Understanding Windows 8 app compatibility and the Metro user interface

We answer some questions about Windows 8 application compatibility and the new Metro user interface, whose name Microsoft has quietly dropped.

Now that Windows 8 has been unleashed to the world, many organizations are beginning their evaluations in earnest. One of the most notable differences between Windows 8 and previous versions of Microsoft's operating system is its new application environment, known as the Metro interface.*

There are some things that IT administrators absolutely need to know about Windows 8 applications on a desktop, the user experience and app compatibility. Here's what to watch for as you begin your evaluation.

What do I need to know about the new Windows 8 application style and environment? What will my users find different?

  • The Windows 8 application environment is full-screen and very focus-oriented. Users can get lost, particularly if they're accustomed to traditional windows and don't make applications full-screen. Switching between Windows 8 applications is a little different. The mouse is not as much of an ally, so users will need some training. There is no support for dragging and dropping items in the Windows Mail Metro app, for example. Right-clicking works in some cases, popping up a context menu as you would expect. In other cases, right-clicking brings up a small, touch-oriented options panel along the bottom 10% or so of the screen, requiring a move of the mouse to select any of those options. Metro is absolutely touch first, keyboard and mouse second -- don't let anyone tell you otherwise.
  • New-style Windows 8 applications are primarily loaded from the Windows Store, a service hosted by Microsoft.
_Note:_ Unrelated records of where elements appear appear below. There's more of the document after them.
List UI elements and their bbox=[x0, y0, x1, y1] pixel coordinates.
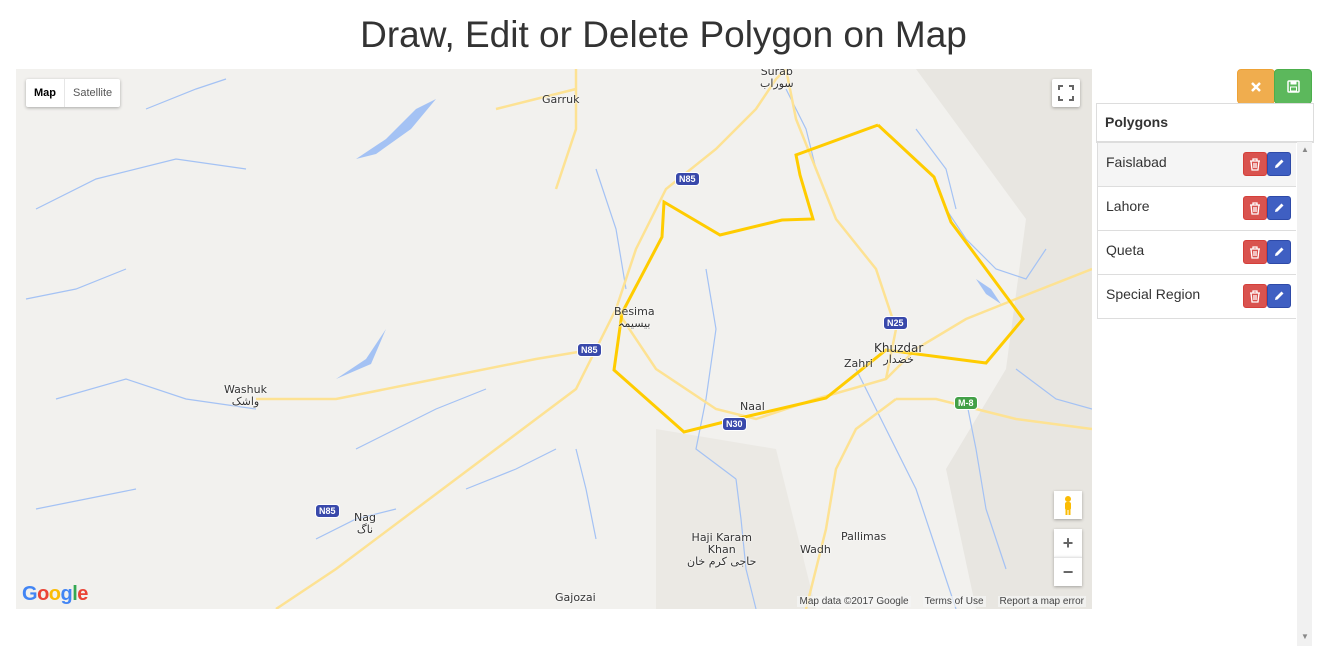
scroll-down-icon[interactable]: ▼ bbox=[1301, 632, 1309, 641]
lake bbox=[336, 329, 386, 379]
delete-polygon-button[interactable] bbox=[1243, 196, 1267, 220]
polygon-list-item[interactable]: Queta bbox=[1097, 231, 1296, 275]
road-shield: N85 bbox=[675, 172, 700, 186]
rivers bbox=[25, 78, 1092, 609]
pencil-icon bbox=[1275, 159, 1284, 168]
road-shield: N85 bbox=[315, 504, 340, 518]
delete-polygon-button[interactable] bbox=[1243, 284, 1267, 308]
close-icon bbox=[1251, 81, 1261, 92]
delete-polygon-button[interactable] bbox=[1243, 240, 1267, 264]
terms-of-use-link[interactable]: Terms of Use bbox=[922, 596, 986, 607]
road-shield: N85 bbox=[577, 343, 602, 357]
place-label: Garruk bbox=[542, 93, 580, 106]
polygon-list-item[interactable]: Faislabad bbox=[1097, 143, 1296, 187]
polygon-outline[interactable] bbox=[612, 123, 1025, 434]
polygon-name: Special Region bbox=[1106, 286, 1201, 302]
pegman-button[interactable] bbox=[1054, 491, 1082, 519]
map-background[interactable] bbox=[16, 69, 1092, 609]
edit-polygon-button[interactable] bbox=[1267, 152, 1291, 176]
floppy-disk-icon bbox=[1286, 80, 1300, 93]
edit-polygon-button[interactable] bbox=[1267, 240, 1291, 264]
pencil-icon bbox=[1275, 247, 1284, 256]
page-title: Draw, Edit or Delete Polygon on Map bbox=[360, 14, 967, 55]
polygons-panel-heading: Polygons bbox=[1097, 104, 1313, 142]
terrain-shading bbox=[916, 69, 1092, 609]
trash-icon bbox=[1250, 201, 1260, 215]
fullscreen-button[interactable] bbox=[1052, 79, 1080, 107]
place-label: Surab سوراب bbox=[760, 69, 794, 90]
trash-icon bbox=[1250, 245, 1260, 259]
polygon-name: Queta bbox=[1106, 242, 1145, 258]
road-shield: N25 bbox=[883, 316, 908, 330]
place-label: Besima بیسیمہ bbox=[614, 305, 655, 330]
terrain-shading bbox=[656, 429, 816, 609]
polygon-name: Faislabad bbox=[1106, 154, 1167, 170]
map-data-credit: Map data ©2017 Google bbox=[797, 596, 911, 607]
place-label: Wadh bbox=[800, 543, 831, 556]
fullscreen-icon bbox=[1058, 85, 1074, 101]
trash-icon bbox=[1250, 157, 1260, 171]
polygon-list-item[interactable]: Special Region bbox=[1097, 275, 1296, 319]
place-label: Washuk واشک bbox=[224, 383, 267, 408]
scroll-up-icon[interactable]: ▲ bbox=[1301, 145, 1309, 154]
map-type-map-button[interactable]: Map bbox=[26, 79, 65, 107]
edit-polygon-button[interactable] bbox=[1267, 196, 1291, 220]
place-label: Pallimas bbox=[841, 530, 887, 543]
pencil-icon bbox=[1275, 291, 1284, 300]
map-attribution: Map data ©2017 Google Terms of Use Repor… bbox=[797, 596, 1086, 607]
zoom-in-button[interactable]: + bbox=[1054, 529, 1082, 557]
place-label: Nag ناگ bbox=[354, 511, 376, 536]
map-canvas[interactable]: Map Satellite + − Google Map data ©2017 … bbox=[16, 69, 1092, 609]
place-label: Gajozai bbox=[555, 591, 596, 604]
place-label: Khuzdar خضدار bbox=[874, 341, 924, 366]
google-logo: Google bbox=[22, 583, 88, 605]
trash-icon bbox=[1250, 289, 1260, 303]
save-button[interactable] bbox=[1274, 69, 1312, 104]
place-label: Haji Karam Khan حاجی کرم خان bbox=[687, 531, 757, 568]
delete-polygon-button[interactable] bbox=[1243, 152, 1267, 176]
polygon-list: Faislabad Lahore Queta Special Region bbox=[1097, 143, 1296, 319]
polygon-name: Lahore bbox=[1106, 198, 1150, 214]
place-label: Zahri bbox=[844, 357, 873, 370]
lake bbox=[356, 99, 436, 159]
map-type-control: Map Satellite bbox=[26, 79, 121, 107]
polygon-list-item[interactable]: Lahore bbox=[1097, 187, 1296, 231]
pencil-icon bbox=[1275, 203, 1284, 212]
road-shield: N30 bbox=[722, 417, 747, 431]
road-shield: M-8 bbox=[954, 396, 978, 410]
report-map-error-link[interactable]: Report a map error bbox=[997, 596, 1086, 607]
edit-polygon-button[interactable] bbox=[1267, 284, 1291, 308]
zoom-out-button[interactable]: − bbox=[1054, 557, 1082, 586]
place-label: Naal bbox=[740, 400, 765, 413]
cancel-button[interactable] bbox=[1237, 69, 1275, 104]
pegman-icon bbox=[1065, 496, 1071, 515]
polygons-panel: Polygons bbox=[1096, 103, 1314, 143]
map-type-satellite-button[interactable]: Satellite bbox=[65, 79, 120, 107]
panel-scrollbar[interactable] bbox=[1297, 142, 1312, 646]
The Windows Store is the center of the Metro apps universe, much like the Apple Store and the iTunes App Store. Free applications are available, and Metro apps can also be sold on the Windows Store for developers interested. If you have written enterprise applications as Metro apps that you wish to load onto users' machines without first having to upload them to the store and then receive approval from Microsoft, then you need to have Windows 8 Enterprise on your desktops. Side-loading of Metro apps into other editions of Windows 8 is prohibited. You can also disable access to the Windows Store through Group Policy. Finally, if you're interested in running a full, corporate-approved desktop image off a high-capacity USB stick, know that, by default, Windows Store access is blocked in Windows to Go.
  • The traditional Office 2003, 2007 and 2010 applications are not Metro. Users may initially find that switching among Metro-style apps, including new line-of-business applications written as Windows 8 applications and prior desktop office suites, can be confusing. The cut/copy-and-paste commands and all traditional Windows tools still work between the two environments, so little true functionality is lost, but admins must stay close to users during the initial Windows 8 deployment to head off some orientation problems.
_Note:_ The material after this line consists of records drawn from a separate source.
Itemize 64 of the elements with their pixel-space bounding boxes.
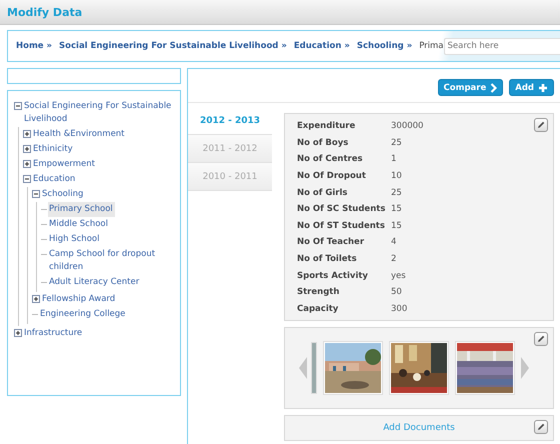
tree-item[interactable]: Infrastructure (23, 326, 84, 341)
field-value: 300000 (391, 121, 424, 132)
tree-item[interactable]: Fellowship Award (41, 292, 118, 307)
window-title: Modify Data (7, 6, 82, 18)
field-label: Sports Activity (297, 270, 369, 281)
partial-thumbnail (311, 342, 317, 394)
field-value: 25 (391, 138, 402, 148)
expand-icon[interactable] (23, 160, 31, 168)
breadcrumb-link[interactable]: Home » (16, 41, 52, 51)
expand-icon[interactable] (23, 145, 31, 153)
expand-icon[interactable] (14, 329, 22, 337)
edit-button[interactable] (534, 420, 548, 434)
expand-icon[interactable] (23, 130, 31, 138)
collapse-icon[interactable] (23, 175, 31, 183)
pencil-icon (536, 422, 546, 432)
chevron-right-icon (490, 82, 498, 92)
tree-item[interactable]: Primary School (48, 202, 115, 217)
field-value: 1 (391, 154, 396, 164)
tree-item[interactable]: Ethinicity (32, 142, 75, 157)
pencil-icon (536, 120, 546, 130)
field-label: Expenditure (297, 121, 356, 132)
field-label: No Of ST Students (297, 220, 386, 231)
field-value: 10 (391, 171, 402, 182)
field-value: 300 (391, 304, 408, 314)
field-value: 15 (391, 204, 402, 214)
add-button[interactable]: Add (509, 79, 554, 96)
field-label: Strength (297, 287, 340, 298)
field-value: 25 (391, 188, 402, 198)
tree-item[interactable]: Education (32, 172, 78, 187)
tree-item[interactable]: Middle School (48, 217, 110, 232)
tree-item[interactable]: Schooling (41, 187, 86, 202)
field-label: No Of Teacher (297, 237, 366, 248)
tree-item[interactable]: Health &Environment (32, 127, 127, 142)
field-label: No of Girls (297, 188, 348, 198)
tree-item[interactable]: Camp School for dropout children (48, 247, 174, 275)
edit-button[interactable] (534, 118, 548, 132)
breadcrumb-link[interactable]: Education » (294, 41, 350, 51)
collapse-icon[interactable] (14, 102, 22, 110)
tree-item[interactable]: Empowerment (32, 157, 98, 172)
field-value: 4 (391, 237, 396, 248)
tree-item[interactable]: Social Engineering For Sustainable Livelihood (23, 99, 174, 127)
search-field[interactable]: Search here (444, 38, 560, 54)
field-label: No of Centres (297, 154, 364, 164)
expand-icon[interactable] (32, 295, 40, 303)
tree-item[interactable]: High School (48, 232, 102, 247)
breadcrumb-link[interactable]: Social Engineering For Sustainable Livelihood » (59, 41, 287, 51)
pencil-icon (536, 334, 546, 344)
field-label: No of Boys (297, 138, 350, 148)
field-value: 50 (391, 287, 402, 298)
compare-button[interactable]: Compare (438, 79, 504, 96)
field-label: No of Toilets (297, 254, 358, 264)
plus-icon (538, 82, 548, 92)
field-value: yes (391, 270, 406, 281)
field-value: 2 (391, 254, 396, 264)
edit-button[interactable] (534, 332, 548, 346)
field-label: No Of SC Students (297, 204, 386, 214)
field-label: Capacity (297, 304, 340, 314)
field-label: No Of Dropout (297, 171, 367, 182)
collapse-icon[interactable] (32, 190, 40, 198)
field-value: 15 (391, 220, 402, 231)
tree-item[interactable]: Engineering College (39, 307, 128, 322)
breadcrumb-link[interactable]: Schooling » (356, 41, 412, 51)
breadcrumb-current: Prima (419, 41, 444, 51)
tree-item[interactable]: Adult Literacy Center (48, 275, 142, 290)
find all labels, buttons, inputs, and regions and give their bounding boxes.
What other Windows 8 compatibility problems should I be aware of?

  • Metro apps can run on both x86/x64 chipsets and Windows RT machines, which run on ARM chipsets and are sometimes known as system-on-a-chip hardware. These Metro apps must be recompiled by internal development teams for the same app to run on both the standard x86/64 Intel-based hardware and the Windows RT ARM-based world that many Windows 8 tablets will live in.
  • The Metro-ized version of Internet Explorer is really designed only for browsing and is severely locked down. It does not allow for plug-ins or add-ins, including Java and Flash. Silverlight works for now, but Microsoft will update this version of IE when it decides that all users of IE Metro should have them. Thus, if users want to open IE in Metro to gain access to internal Web applications, you may well have some compatibility problems if they're all but the most basic, HTML-based Web pages.

Many printers won't work with Windows RT. The new chipset requires printer manufacturers to completely rewrite their drivers. Microsoft is working on a universal print driver for Windows RT to alleviate this concern, but many multifunction devices and printers that require software support on the attached PC will not function until well after the release of Windows 8 tablets running on ARM.

*The Windows 8 applications were known as "Metro" apps until August 2012. They are now known as "Windows Store" apps.